SEP et répartition géographique

J’ai lu que la SEP est significativement plus fréquente dans certains pays et régions du monde que dans d’autres. Comment cela se fait-il ? L’émigration est-elle une option pour les patients atteints de SEP ou est-ce un risque plus élevé ?


Les titres


La prévalence de SEP

Il est un fait que la prévalence de SEP n’est pas la même dans tous les pays.

De manière générale, on peut dire que le risque de développer la SEP est plus élevé chez l’homme de race blanche en Europe, en Amérique du Nord et en Australie.

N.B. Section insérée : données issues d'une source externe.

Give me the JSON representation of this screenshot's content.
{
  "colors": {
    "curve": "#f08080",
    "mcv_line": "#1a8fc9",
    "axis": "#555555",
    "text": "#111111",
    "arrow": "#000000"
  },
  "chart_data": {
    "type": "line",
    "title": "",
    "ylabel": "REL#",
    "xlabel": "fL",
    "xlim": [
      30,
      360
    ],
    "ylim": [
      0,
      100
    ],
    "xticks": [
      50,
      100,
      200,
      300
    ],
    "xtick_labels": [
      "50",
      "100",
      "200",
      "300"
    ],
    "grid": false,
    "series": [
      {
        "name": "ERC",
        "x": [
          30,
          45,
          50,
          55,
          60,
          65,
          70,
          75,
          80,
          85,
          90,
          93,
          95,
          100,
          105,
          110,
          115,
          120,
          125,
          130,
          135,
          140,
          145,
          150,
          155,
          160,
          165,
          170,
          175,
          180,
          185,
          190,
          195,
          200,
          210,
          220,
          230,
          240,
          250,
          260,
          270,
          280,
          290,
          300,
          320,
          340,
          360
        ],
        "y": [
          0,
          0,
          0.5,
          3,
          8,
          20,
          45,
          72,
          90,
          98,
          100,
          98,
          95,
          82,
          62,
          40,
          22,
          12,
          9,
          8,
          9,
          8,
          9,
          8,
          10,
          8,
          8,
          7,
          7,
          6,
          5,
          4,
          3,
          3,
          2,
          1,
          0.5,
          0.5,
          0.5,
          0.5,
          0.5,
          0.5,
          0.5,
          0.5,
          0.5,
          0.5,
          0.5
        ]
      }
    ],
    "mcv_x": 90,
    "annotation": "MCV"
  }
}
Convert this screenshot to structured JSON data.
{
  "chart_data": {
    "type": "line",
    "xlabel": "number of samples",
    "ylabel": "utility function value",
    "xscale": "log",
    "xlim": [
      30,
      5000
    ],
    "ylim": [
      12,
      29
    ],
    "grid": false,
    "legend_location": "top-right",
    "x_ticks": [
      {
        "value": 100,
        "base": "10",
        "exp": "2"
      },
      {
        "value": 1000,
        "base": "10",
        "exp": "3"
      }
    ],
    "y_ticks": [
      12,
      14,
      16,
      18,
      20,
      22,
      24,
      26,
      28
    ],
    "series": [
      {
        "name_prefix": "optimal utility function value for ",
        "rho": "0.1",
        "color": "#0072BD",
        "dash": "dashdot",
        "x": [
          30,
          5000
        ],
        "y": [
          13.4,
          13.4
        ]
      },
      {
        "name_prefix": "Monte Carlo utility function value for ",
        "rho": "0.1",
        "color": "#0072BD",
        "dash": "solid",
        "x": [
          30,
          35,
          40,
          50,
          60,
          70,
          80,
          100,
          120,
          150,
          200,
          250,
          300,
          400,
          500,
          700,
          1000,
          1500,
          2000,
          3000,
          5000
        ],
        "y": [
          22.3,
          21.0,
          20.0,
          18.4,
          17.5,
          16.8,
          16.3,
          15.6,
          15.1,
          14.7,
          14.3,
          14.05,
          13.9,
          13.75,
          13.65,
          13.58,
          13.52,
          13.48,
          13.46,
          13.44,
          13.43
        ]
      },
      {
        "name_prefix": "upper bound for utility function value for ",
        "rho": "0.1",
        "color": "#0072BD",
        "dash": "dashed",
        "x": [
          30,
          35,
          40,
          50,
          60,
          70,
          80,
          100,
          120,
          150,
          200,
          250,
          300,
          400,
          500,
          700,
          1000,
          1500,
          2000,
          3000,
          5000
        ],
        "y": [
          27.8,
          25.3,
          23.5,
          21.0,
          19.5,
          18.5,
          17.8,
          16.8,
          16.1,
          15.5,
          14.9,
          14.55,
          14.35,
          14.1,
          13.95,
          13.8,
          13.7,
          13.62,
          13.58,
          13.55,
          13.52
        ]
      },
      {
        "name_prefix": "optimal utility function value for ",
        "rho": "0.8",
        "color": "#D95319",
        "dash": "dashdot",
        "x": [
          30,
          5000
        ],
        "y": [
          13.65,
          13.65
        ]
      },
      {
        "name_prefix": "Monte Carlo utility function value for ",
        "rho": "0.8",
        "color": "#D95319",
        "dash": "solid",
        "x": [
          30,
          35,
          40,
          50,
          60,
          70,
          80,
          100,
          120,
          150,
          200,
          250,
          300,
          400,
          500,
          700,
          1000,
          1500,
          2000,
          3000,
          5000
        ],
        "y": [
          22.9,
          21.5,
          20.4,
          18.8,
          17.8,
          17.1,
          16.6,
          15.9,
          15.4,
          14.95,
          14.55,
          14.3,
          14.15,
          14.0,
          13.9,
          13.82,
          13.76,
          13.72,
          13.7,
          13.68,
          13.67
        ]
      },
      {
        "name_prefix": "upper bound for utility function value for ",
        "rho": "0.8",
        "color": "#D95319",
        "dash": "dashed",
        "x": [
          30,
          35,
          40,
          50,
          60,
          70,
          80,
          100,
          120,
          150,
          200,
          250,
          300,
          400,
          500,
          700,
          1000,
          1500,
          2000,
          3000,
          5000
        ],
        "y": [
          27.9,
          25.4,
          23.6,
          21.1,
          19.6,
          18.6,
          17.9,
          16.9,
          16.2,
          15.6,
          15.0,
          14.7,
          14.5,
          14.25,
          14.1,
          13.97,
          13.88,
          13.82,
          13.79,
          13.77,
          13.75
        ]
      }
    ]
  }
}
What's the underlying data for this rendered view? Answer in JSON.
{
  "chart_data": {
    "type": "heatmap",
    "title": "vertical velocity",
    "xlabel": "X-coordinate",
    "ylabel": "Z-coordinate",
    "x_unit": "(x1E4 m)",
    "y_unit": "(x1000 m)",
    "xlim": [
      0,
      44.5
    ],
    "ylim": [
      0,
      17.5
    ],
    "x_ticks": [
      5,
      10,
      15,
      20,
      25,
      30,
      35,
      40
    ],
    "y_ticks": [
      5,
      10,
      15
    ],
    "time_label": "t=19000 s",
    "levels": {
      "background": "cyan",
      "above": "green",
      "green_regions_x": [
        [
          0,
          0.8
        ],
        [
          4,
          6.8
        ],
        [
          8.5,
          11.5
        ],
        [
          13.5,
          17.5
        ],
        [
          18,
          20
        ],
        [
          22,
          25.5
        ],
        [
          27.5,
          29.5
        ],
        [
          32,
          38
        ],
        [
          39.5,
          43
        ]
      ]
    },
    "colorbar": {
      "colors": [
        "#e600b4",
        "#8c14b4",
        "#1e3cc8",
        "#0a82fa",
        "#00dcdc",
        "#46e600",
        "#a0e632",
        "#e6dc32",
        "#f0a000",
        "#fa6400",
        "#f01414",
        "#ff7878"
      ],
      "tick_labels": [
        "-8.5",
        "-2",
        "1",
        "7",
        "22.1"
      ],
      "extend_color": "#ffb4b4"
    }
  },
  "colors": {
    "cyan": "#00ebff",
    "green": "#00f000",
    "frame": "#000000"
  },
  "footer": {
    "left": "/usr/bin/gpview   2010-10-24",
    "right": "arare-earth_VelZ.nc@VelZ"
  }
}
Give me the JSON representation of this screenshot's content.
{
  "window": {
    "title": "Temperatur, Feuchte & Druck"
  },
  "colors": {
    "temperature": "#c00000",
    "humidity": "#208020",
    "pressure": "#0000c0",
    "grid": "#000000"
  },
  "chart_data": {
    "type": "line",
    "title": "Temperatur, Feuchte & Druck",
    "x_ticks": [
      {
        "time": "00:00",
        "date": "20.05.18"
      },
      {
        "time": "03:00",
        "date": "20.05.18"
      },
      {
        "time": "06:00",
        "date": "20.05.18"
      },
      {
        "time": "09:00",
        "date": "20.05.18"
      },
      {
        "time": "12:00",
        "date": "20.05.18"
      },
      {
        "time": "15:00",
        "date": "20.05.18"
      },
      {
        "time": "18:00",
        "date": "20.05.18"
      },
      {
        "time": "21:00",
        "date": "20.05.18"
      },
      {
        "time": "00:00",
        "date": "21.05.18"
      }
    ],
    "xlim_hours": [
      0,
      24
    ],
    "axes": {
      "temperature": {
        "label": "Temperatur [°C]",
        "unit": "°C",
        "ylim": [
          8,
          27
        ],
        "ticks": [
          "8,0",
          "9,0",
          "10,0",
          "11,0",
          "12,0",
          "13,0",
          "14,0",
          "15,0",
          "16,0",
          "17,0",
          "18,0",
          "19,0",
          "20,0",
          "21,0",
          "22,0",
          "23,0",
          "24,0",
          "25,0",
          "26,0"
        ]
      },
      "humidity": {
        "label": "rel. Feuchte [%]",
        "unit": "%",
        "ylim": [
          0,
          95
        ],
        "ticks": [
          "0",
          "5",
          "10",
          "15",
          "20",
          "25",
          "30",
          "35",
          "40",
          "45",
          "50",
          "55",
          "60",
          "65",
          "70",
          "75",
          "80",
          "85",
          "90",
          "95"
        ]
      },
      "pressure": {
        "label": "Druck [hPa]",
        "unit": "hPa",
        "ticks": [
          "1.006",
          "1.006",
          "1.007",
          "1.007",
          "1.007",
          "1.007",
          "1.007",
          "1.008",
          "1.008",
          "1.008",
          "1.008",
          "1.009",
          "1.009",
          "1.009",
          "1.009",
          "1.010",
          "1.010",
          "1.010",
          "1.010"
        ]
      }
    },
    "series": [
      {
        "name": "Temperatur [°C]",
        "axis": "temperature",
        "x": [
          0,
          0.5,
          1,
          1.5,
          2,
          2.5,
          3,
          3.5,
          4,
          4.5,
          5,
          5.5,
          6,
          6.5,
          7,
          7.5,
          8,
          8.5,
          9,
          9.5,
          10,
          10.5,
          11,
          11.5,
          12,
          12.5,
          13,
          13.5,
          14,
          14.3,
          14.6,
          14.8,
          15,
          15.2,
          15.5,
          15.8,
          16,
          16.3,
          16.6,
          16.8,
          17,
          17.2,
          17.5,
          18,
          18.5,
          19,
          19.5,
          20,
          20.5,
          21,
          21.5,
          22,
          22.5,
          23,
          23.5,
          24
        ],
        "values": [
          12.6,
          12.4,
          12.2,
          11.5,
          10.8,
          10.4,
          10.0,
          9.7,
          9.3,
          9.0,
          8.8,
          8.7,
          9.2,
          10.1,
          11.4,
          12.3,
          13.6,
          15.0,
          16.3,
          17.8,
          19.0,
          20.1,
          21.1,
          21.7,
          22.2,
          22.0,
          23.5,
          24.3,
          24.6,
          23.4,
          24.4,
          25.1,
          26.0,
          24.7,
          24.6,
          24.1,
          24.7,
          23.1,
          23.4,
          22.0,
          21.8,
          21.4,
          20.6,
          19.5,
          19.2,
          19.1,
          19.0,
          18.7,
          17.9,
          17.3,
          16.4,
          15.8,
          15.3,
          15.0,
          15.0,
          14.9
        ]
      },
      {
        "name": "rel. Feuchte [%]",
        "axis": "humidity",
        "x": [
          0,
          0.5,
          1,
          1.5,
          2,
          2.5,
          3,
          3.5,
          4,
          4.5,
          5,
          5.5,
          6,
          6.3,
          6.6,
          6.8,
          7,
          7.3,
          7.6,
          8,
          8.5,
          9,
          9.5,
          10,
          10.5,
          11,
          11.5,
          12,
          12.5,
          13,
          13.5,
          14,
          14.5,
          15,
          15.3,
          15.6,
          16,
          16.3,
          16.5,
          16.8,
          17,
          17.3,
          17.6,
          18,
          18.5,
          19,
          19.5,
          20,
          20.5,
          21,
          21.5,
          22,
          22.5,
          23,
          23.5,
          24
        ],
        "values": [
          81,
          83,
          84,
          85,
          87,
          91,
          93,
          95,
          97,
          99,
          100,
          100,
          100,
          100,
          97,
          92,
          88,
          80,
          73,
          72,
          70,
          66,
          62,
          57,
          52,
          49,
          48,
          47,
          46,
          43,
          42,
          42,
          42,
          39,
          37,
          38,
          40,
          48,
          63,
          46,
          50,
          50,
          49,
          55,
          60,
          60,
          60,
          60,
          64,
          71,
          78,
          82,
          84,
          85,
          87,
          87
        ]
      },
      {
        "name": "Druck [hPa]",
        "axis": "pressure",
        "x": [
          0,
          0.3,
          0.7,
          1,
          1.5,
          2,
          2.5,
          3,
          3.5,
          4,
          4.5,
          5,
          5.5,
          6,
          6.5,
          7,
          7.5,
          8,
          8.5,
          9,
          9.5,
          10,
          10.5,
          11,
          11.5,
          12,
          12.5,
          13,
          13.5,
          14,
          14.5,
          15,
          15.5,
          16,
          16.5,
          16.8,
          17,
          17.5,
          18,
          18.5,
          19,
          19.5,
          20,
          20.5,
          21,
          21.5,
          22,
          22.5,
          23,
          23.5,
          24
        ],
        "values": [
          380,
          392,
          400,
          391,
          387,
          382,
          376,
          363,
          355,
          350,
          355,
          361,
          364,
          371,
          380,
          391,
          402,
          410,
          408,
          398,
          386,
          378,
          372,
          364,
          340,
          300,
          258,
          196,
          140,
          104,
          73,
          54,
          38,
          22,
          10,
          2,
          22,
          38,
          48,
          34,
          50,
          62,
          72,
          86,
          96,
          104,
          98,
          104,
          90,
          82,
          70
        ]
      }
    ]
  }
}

En Afrique du Sud et au Moyen Orient, la SEP est nettement moins fréquente voire exceptionnelle. Si on considère la prévalence de la maladie dans les deux hémisphères, on constate que plus on s’éloigne de l’équateur, plus le risque de SEP est élevé et ceci est valable tant dans l’hémisphère Sud que dans l’hémisphère Nord.

Ainsi, en Europe, la prévalence de SEP est la plus haute dans les pays du Nord tels que la Scandinavie et l’Ecosse (en moyenne 120 patients pour 100.000 habitants) et la moins haute dans le Sud de l’Italie (en moyenne 30 patients pour 100.000 habitants). Chiffres qu’il ne faut par ailleurs pas prendre au pied de la lettre car il se peut qu’il y ait dans le Nord plus de médecins qui diagnostiquent la SEP que dans le Sud.

Mais même si ces différences sont sans doute moins importantes qu’on ne le pensait auparavant, elles sont quand même bien présentes et les scientifiques ne les expliquent pas vraiment. Les hypothèses possibles sont les suivantes: facteurs héréditaires, habitudes alimentaires différentes, infections antérieures…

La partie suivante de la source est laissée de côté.